# Gazira, the mistaken "service dog"



## elfwofle (Dec 22, 2007)

I have gotten compliments on Gazira before, mostly about her coloring, but yesterday just gave me a warm-and-fuzzy....

My husband and I took the kids and Gazira to a BBQ that his Wing was having (he is in the AF). When I take her places where there are bound to be many distractions (especially food) I make sure to put her backpack on with some water in it for weight. Her backpack is red and black, and quite often she gets mistaken as a service dog. 

Anyway, I had my plate of food and was sitting at a picnic table eating and feeding our 17 month old. A lady at the table behind me got my attention and asked "is that a "trained" service dog?" I said "no, she is not a service dog, she doesnt have a service dog patch on her pack" she replied "she is very well behaved, I havent seen a dog as well behaved as her, especially when food is around" I replied "thank you, I strive for all my dogs to be well mannered, I have three others at home". At the mention of striving for all my dogs to be well mannered, her eyes got <u> huge</u> which suprised me.
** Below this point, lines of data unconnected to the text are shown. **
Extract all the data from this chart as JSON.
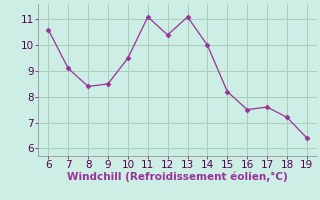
{
  "x": [
    6,
    7,
    8,
    9,
    10,
    11,
    12,
    13,
    14,
    15,
    16,
    17,
    18,
    19
  ],
  "y": [
    10.6,
    9.1,
    8.4,
    8.5,
    9.5,
    11.1,
    10.4,
    11.1,
    10.0,
    8.2,
    7.5,
    7.6,
    7.2,
    6.4
  ],
  "xlabel": "Windchill (Refroidissement éolien,°C)",
  "xlim": [
    5.5,
    19.5
  ],
  "ylim": [
    5.7,
    11.6
  ],
  "xticks": [
    6,
    7,
    8,
    9,
    10,
    11,
    12,
    13,
    14,
    15,
    16,
    17,
    18,
    19
  ],
  "yticks": [
    6,
    7,
    8,
    9,
    10,
    11
  ],
  "line_color": "#993399",
  "marker_color": "#993399",
  "bg_color": "#cceee4",
  "grid_color": "#aaccbb",
  "xlabel_fontsize": 7.5,
  "tick_fontsize": 7.5
}
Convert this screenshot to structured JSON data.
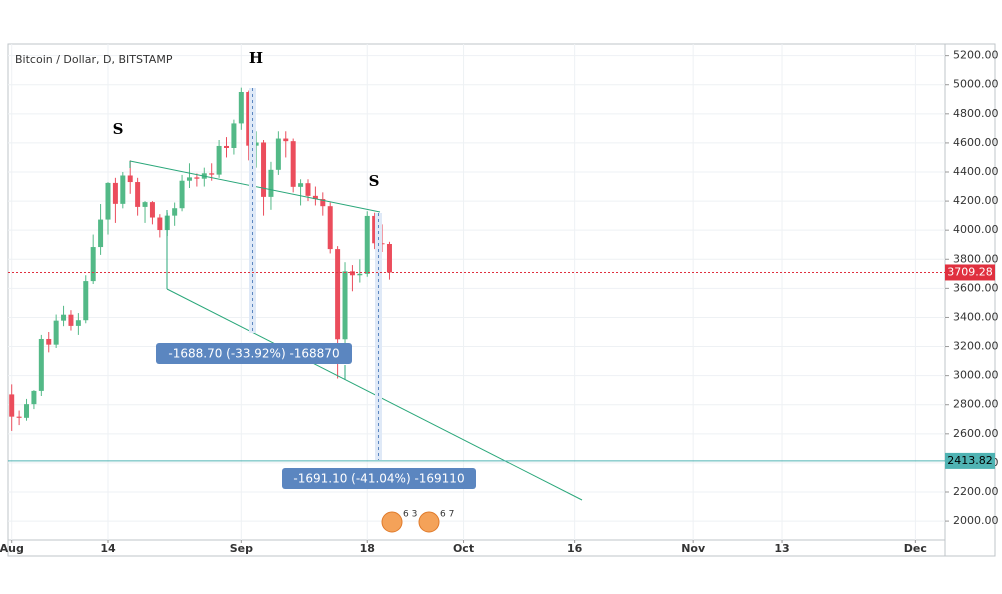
{
  "chart_data": {
    "type": "candlestick",
    "title": "Bitcoin / Dollar, D, BITSTAMP",
    "x": [
      0,
      1,
      2,
      3,
      4,
      5,
      6,
      7,
      8,
      9,
      10,
      11,
      12,
      13,
      14,
      15,
      16,
      17,
      18,
      19,
      20,
      21,
      22,
      23,
      24,
      25,
      26,
      27,
      28,
      29,
      30,
      31,
      32,
      33,
      34,
      35,
      36,
      37,
      38,
      39,
      40,
      41,
      42,
      43,
      44,
      45,
      46,
      47,
      48,
      49,
      50,
      51
    ],
    "open": [
      2871,
      2718,
      2710,
      2804,
      2895,
      3252,
      3213,
      3378,
      3419,
      3342,
      3381,
      3650,
      3884,
      4073,
      4325,
      4181,
      4376,
      4331,
      4160,
      4193,
      4087,
      4001,
      4100,
      4151,
      4340,
      4363,
      4354,
      4391,
      4382,
      4579,
      4565,
      4734,
      4950,
      4581,
      4603,
      4229,
      4415,
      4630,
      4612,
      4298,
      4323,
      4236,
      4214,
      4165,
      3870,
      3250,
      3717,
      3690,
      3700,
      4098,
      3910,
      3905
    ],
    "high": [
      2940,
      2760,
      2840,
      2900,
      3280,
      3300,
      3420,
      3480,
      3450,
      3430,
      3690,
      3970,
      4180,
      4330,
      4360,
      4400,
      4480,
      4360,
      4200,
      4200,
      4110,
      4120,
      4190,
      4380,
      4460,
      4390,
      4430,
      4460,
      4620,
      4640,
      4760,
      4980,
      4960,
      4680,
      4620,
      4470,
      4680,
      4680,
      4630,
      4350,
      4350,
      4300,
      4260,
      4190,
      3890,
      3780,
      3760,
      3800,
      4130,
      4120,
      4040,
      3920
    ],
    "low": [
      2620,
      2660,
      2690,
      2770,
      2860,
      3160,
      3190,
      3340,
      3310,
      3280,
      3360,
      3630,
      3830,
      3970,
      4050,
      4150,
      4250,
      4100,
      4050,
      4040,
      3950,
      3960,
      4030,
      4130,
      4290,
      4300,
      4300,
      4340,
      4360,
      4500,
      4520,
      4690,
      4480,
      4430,
      4100,
      4140,
      4380,
      4500,
      4260,
      4170,
      4200,
      4170,
      4100,
      3840,
      2980,
      3200,
      3580,
      3640,
      3680,
      3870,
      3850,
      3660
    ],
    "close": [
      2718,
      2710,
      2804,
      2895,
      3252,
      3213,
      3378,
      3419,
      3342,
      3381,
      3650,
      3884,
      4073,
      4325,
      4181,
      4376,
      4331,
      4160,
      4193,
      4087,
      4001,
      4100,
      4151,
      4340,
      4363,
      4354,
      4391,
      4382,
      4579,
      4565,
      4734,
      4950,
      4581,
      4603,
      4229,
      4415,
      4630,
      4612,
      4298,
      4323,
      4236,
      4214,
      4165,
      3870,
      3250,
      3717,
      3690,
      3700,
      4098,
      3910,
      3905,
      3709.28
    ],
    "up_color": "#53b987",
    "down_color": "#eb4d5c",
    "xlim": [
      -0.5,
      126
    ],
    "xticks": [
      {
        "value": 0,
        "label": "Aug"
      },
      {
        "value": 13,
        "label": "14"
      },
      {
        "value": 31,
        "label": "Sep"
      },
      {
        "value": 48,
        "label": "18"
      },
      {
        "value": 61,
        "label": "Oct"
      },
      {
        "value": 76,
        "label": "16"
      },
      {
        "value": 92,
        "label": "Nov"
      },
      {
        "value": 104,
        "label": "13"
      },
      {
        "value": 122,
        "label": "Dec"
      }
    ],
    "ylim": [
      1870,
      5280
    ],
    "yticks": [
      {
        "value": 2000,
        "label": "2000.00"
      },
      {
        "value": 2200,
        "label": "2200.00"
      },
      {
        "value": 2400,
        "label": "2400.00"
      },
      {
        "value": 2600,
        "label": "2600.00"
      },
      {
        "value": 2800,
        "label": "2800.00"
      },
      {
        "value": 3000,
        "label": "3000.00"
      },
      {
        "value": 3200,
        "label": "3200.00"
      },
      {
        "value": 3400,
        "label": "3400.00"
      },
      {
        "value": 3600,
        "label": "3600.00"
      },
      {
        "value": 3800,
        "label": "3800.00"
      },
      {
        "value": 4000,
        "label": "4000.00"
      },
      {
        "value": 4200,
        "label": "4200.00"
      },
      {
        "value": 4400,
        "label": "4400.00"
      },
      {
        "value": 4600,
        "label": "4600.00"
      },
      {
        "value": 4800,
        "label": "4800.00"
      },
      {
        "value": 5000,
        "label": "5000.00"
      },
      {
        "value": 5200,
        "label": "5200.00"
      }
    ],
    "grid": true,
    "price_lines": [
      {
        "value": 3709.28,
        "color": "#e0303f"
      },
      {
        "value": 2413.82,
        "color": "#4fb3b3"
      }
    ],
    "pattern_labels": [
      "S",
      "H",
      "S"
    ],
    "measurements": [
      "-1688.70 (-33.92%) -168870",
      "-1691.10 (-41.04%) -169110"
    ],
    "icons": [
      "6 3",
      "6 7"
    ]
  }
}
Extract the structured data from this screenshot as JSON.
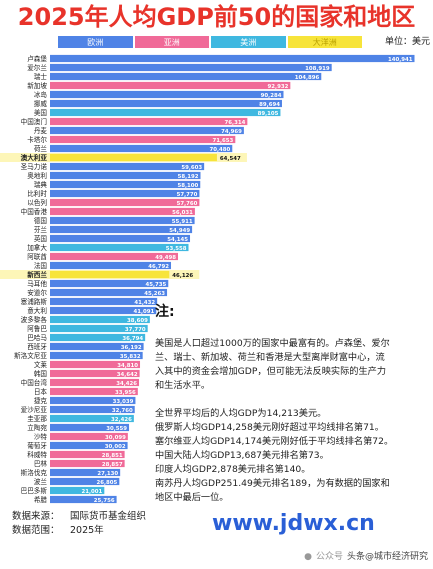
{
  "header": {
    "title": "2025年人均GDP前50的国家和地区",
    "unit": "单位：美元"
  },
  "legend": [
    {
      "label": "欧洲",
      "color": "#4f83e6"
    },
    {
      "label": "亚洲",
      "color": "#f06a98"
    },
    {
      "label": "美洲",
      "color": "#3fb8e0"
    },
    {
      "label": "大洋洲",
      "color": "#f7e43a"
    }
  ],
  "chart_data": {
    "type": "bar",
    "orientation": "horizontal",
    "categories": [
      "卢森堡",
      "爱尔兰",
      "瑞士",
      "新加坡",
      "冰岛",
      "挪威",
      "美国",
      "中国澳门",
      "丹麦",
      "卡塔尔",
      "荷兰",
      "澳大利亚",
      "圣马力诺",
      "奥地利",
      "瑞典",
      "比利时",
      "以色列",
      "中国香港",
      "德国",
      "芬兰",
      "英国",
      "加拿大",
      "阿联酋",
      "法国",
      "新西兰",
      "马耳他",
      "安道尔",
      "塞浦路斯",
      "意大利",
      "波多黎各",
      "阿鲁巴",
      "巴哈马",
      "西班牙",
      "斯洛文尼亚",
      "文莱",
      "韩国",
      "中国台湾",
      "日本",
      "捷克",
      "爱沙尼亚",
      "圭亚那",
      "立陶宛",
      "沙特",
      "葡萄牙",
      "科威特",
      "巴林",
      "斯洛伐克",
      "波兰",
      "巴巴多斯",
      "希腊"
    ],
    "values": [
      140941,
      108919,
      104896,
      92932,
      90284,
      89694,
      89105,
      76314,
      74969,
      71653,
      70480,
      64547,
      59603,
      58192,
      58100,
      57770,
      57760,
      56031,
      55911,
      54949,
      54145,
      53558,
      49498,
      46792,
      46126,
      45735,
      45263,
      41432,
      41091,
      38609,
      37770,
      36794,
      36192,
      35832,
      34810,
      34642,
      34426,
      33956,
      33039,
      32760,
      32426,
      30559,
      30099,
      30002,
      28851,
      28857,
      27130,
      26805,
      21001,
      25756
    ],
    "region": [
      "欧洲",
      "欧洲",
      "欧洲",
      "亚洲",
      "欧洲",
      "欧洲",
      "美洲",
      "亚洲",
      "欧洲",
      "亚洲",
      "欧洲",
      "大洋洲",
      "欧洲",
      "欧洲",
      "欧洲",
      "欧洲",
      "亚洲",
      "亚洲",
      "欧洲",
      "欧洲",
      "欧洲",
      "美洲",
      "亚洲",
      "欧洲",
      "大洋洲",
      "欧洲",
      "欧洲",
      "欧洲",
      "欧洲",
      "美洲",
      "美洲",
      "美洲",
      "欧洲",
      "欧洲",
      "亚洲",
      "亚洲",
      "亚洲",
      "亚洲",
      "欧洲",
      "欧洲",
      "美洲",
      "欧洲",
      "亚洲",
      "欧洲",
      "亚洲",
      "亚洲",
      "欧洲",
      "欧洲",
      "美洲",
      "欧洲"
    ],
    "value_labels": [
      "140,941",
      "108,919",
      "104,896",
      "92,932",
      "90,284",
      "89,694",
      "89,105",
      "76,314",
      "74,969",
      "71,653",
      "70,480",
      "64,547",
      "59,603",
      "58,192",
      "58,100",
      "57,770",
      "57,760",
      "56,031",
      "55,911",
      "54,949",
      "54,145",
      "53,558",
      "49,498",
      "46,792",
      "46,126",
      "45,735",
      "45,263",
      "41,432",
      "41,091",
      "38,609",
      "37,770",
      "36,794",
      "36,192",
      "35,832",
      "34,810",
      "34,642",
      "34,426",
      "33,956",
      "33,039",
      "32,760",
      "32,426",
      "30,559",
      "30,099",
      "30,002",
      "28,851",
      "28,857",
      "27,130",
      "26,805",
      "21,001",
      "25,756"
    ],
    "xlim": [
      0,
      145000
    ],
    "title": "2025年人均GDP前50的国家和地区",
    "xlabel": "",
    "ylabel": "",
    "legend_position": "top",
    "grid": false,
    "highlight_categories": [
      "澳大利亚",
      "新西兰"
    ]
  },
  "note": {
    "title": "注:",
    "paragraph1": [
      "美国是人口超过1000万的国家中最富有的。卢森堡、爱尔",
      "兰、瑞士、新加坡、荷兰和香港是大型离岸财富中心，流",
      "入其中的资金会增加GDP，但可能无法反映实际的生产力",
      "和生活水平。"
    ],
    "paragraph2": [
      "全世界平均后的人均GDP为14,213美元。",
      "俄罗斯人均GDP14,258美元刚好超过平均线排名第71。",
      "塞尔维亚人均GDP14,174美元刚好低于平均线排名第72。",
      "中国大陆人均GDP13,687美元排名第73。",
      "印度人均GDP2,878美元排名第140。",
      "南苏丹人均GDP251.49美元排名189，为有数据的国家和",
      "地区中最后一位。"
    ]
  },
  "footer": {
    "source_label": "数据来源：",
    "source_value": "国际货币基金组织",
    "range_label": "数据范围：",
    "range_value": "2025年"
  },
  "watermark": {
    "url": "www.jdwx.cn",
    "publisher": "公众号",
    "source": "头条@城市经济研究"
  }
}
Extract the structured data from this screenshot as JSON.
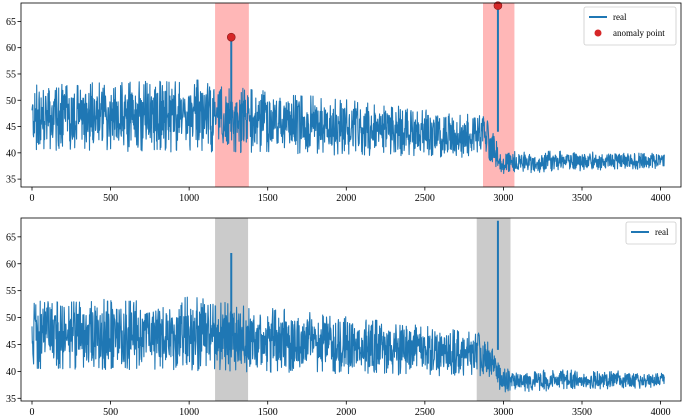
{
  "colors": {
    "line": "#1f77b4",
    "anomaly_point": "#d62728",
    "anomaly_span_top": "#ff9999",
    "anomaly_span_bottom": "#a9a9a9"
  },
  "chart_data": [
    {
      "type": "line",
      "panel": "top",
      "xlim": [
        -70,
        4130
      ],
      "ylim": [
        33.5,
        68.5
      ],
      "xticks": [
        0,
        500,
        1000,
        1500,
        2000,
        2500,
        3000,
        3500,
        4000
      ],
      "yticks": [
        35,
        40,
        45,
        50,
        55,
        60,
        65
      ],
      "legend_position": "top-right",
      "series": [
        {
          "name": "real",
          "segments": [
            {
              "x_start": 0,
              "x_end": 1200,
              "low_start": 40.5,
              "high_start": 53,
              "low_end": 40,
              "high_end": 54
            },
            {
              "x_start": 1200,
              "x_end": 2900,
              "low_start": 40,
              "high_start": 53,
              "low_end": 39,
              "high_end": 47
            },
            {
              "x_start": 2900,
              "x_end": 2990,
              "low_start": 39,
              "high_start": 47,
              "low_end": 36,
              "high_end": 40
            },
            {
              "x_start": 2990,
              "x_end": 4025,
              "low_start": 36,
              "high_start": 40.5,
              "low_end": 37,
              "high_end": 40
            }
          ],
          "spikes": [
            {
              "x": 1268,
              "y": 62
            },
            {
              "x": 2965,
              "y": 68
            }
          ]
        },
        {
          "name": "anomaly point",
          "points": [
            {
              "x": 1268,
              "y": 62
            },
            {
              "x": 2965,
              "y": 68
            }
          ]
        }
      ],
      "spans": [
        {
          "x_start": 1165,
          "x_end": 1380
        },
        {
          "x_start": 2870,
          "x_end": 3070
        }
      ]
    },
    {
      "type": "line",
      "panel": "bottom",
      "xlim": [
        -70,
        4130
      ],
      "ylim": [
        34.5,
        68.5
      ],
      "xticks": [
        0,
        500,
        1000,
        1500,
        2000,
        2500,
        3000,
        3500,
        4000
      ],
      "yticks": [
        35,
        40,
        45,
        50,
        55,
        60,
        65
      ],
      "legend_position": "top-right",
      "series": [
        {
          "name": "real",
          "segments": [
            {
              "x_start": 0,
              "x_end": 1200,
              "low_start": 40.5,
              "high_start": 53,
              "low_end": 40,
              "high_end": 54
            },
            {
              "x_start": 1200,
              "x_end": 2900,
              "low_start": 40,
              "high_start": 53,
              "low_end": 39,
              "high_end": 47
            },
            {
              "x_start": 2900,
              "x_end": 2990,
              "low_start": 39,
              "high_start": 47,
              "low_end": 36,
              "high_end": 40
            },
            {
              "x_start": 2990,
              "x_end": 4025,
              "low_start": 36,
              "high_start": 40.5,
              "low_end": 37,
              "high_end": 40
            }
          ],
          "spikes": [
            {
              "x": 1268,
              "y": 62
            },
            {
              "x": 2965,
              "y": 68
            }
          ]
        }
      ],
      "spans": [
        {
          "x_start": 1165,
          "x_end": 1375
        },
        {
          "x_start": 2830,
          "x_end": 3045
        }
      ]
    }
  ]
}
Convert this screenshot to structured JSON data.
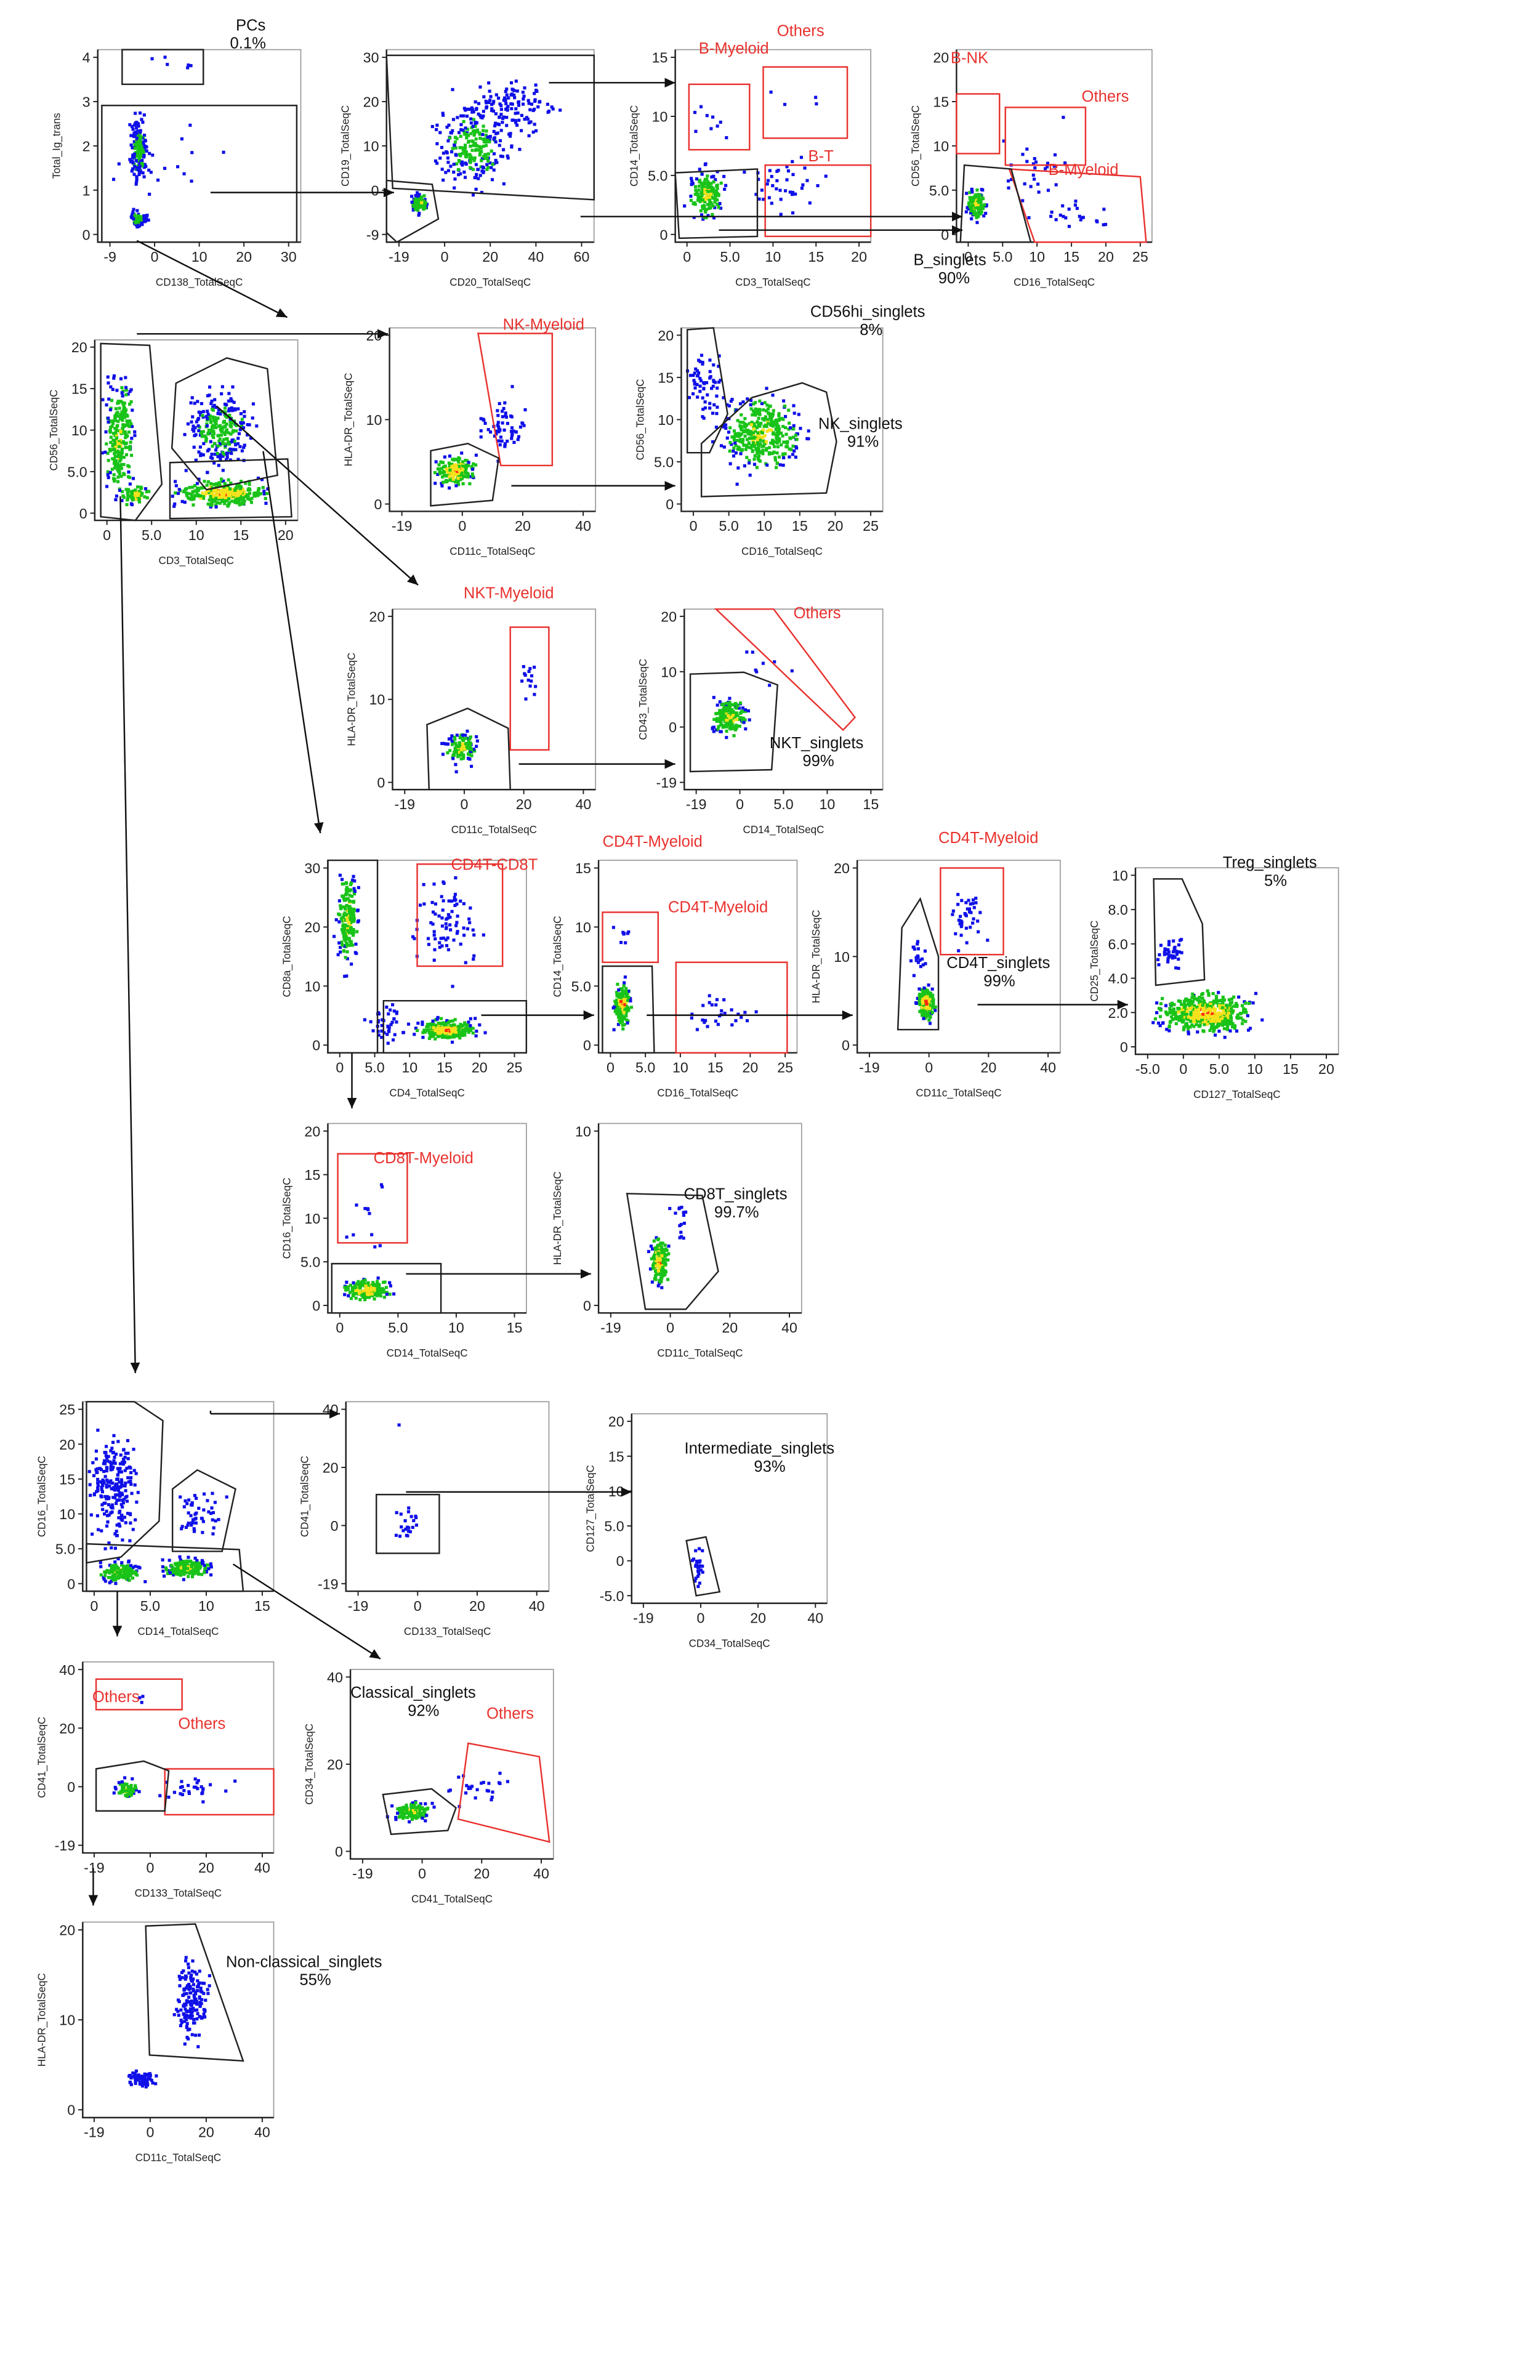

I told my husband about it and he said "well, thats because most people now days get a dog and just put it in the backyard and dont bother to train or socialize them". I see it all the time, I guess I just never think about it because I dont do that with my dogs.

Here are some pictures of her in her backpack (sorry, I had to take them in low resolution because of the reflective tape on the pack so they are not the greatest).


----------



## acurajane (May 21, 2008)

thats great. where did you get the pack at?


----------



## littledmc17 (Apr 9, 2008)

that is great
good baby


----------



## Kayos and Havoc (Oct 17, 2002)

What a good girl!!!!! And pretty too.

I sometimes think GSD's are held to a higher standard due to thier breed and the jobs they are known for.


----------



## Sherush (Jan 12, 2008)

Ah good girl and cute backpack. We got a backpack for Jesse too we still need to size it to him. I bet if you met Jesse you would finally say you found another well behaved dog. I have him trained regarding food: regarding cooking he lies outside the kitchen, when eating he lies at my feet and does not move.


----------



## elfwofle (Dec 22, 2007)

> Originally Posted By: acurajanethats great. where did you get the pack at?


I got the backpack from ihelppets.com, most of the proceeds go to help dogs rescued from puppy mills. The backpack is made by Outward Hound. Here is the link for it http://store.nexternal.com/shared/StoreF...et=products.asp


----------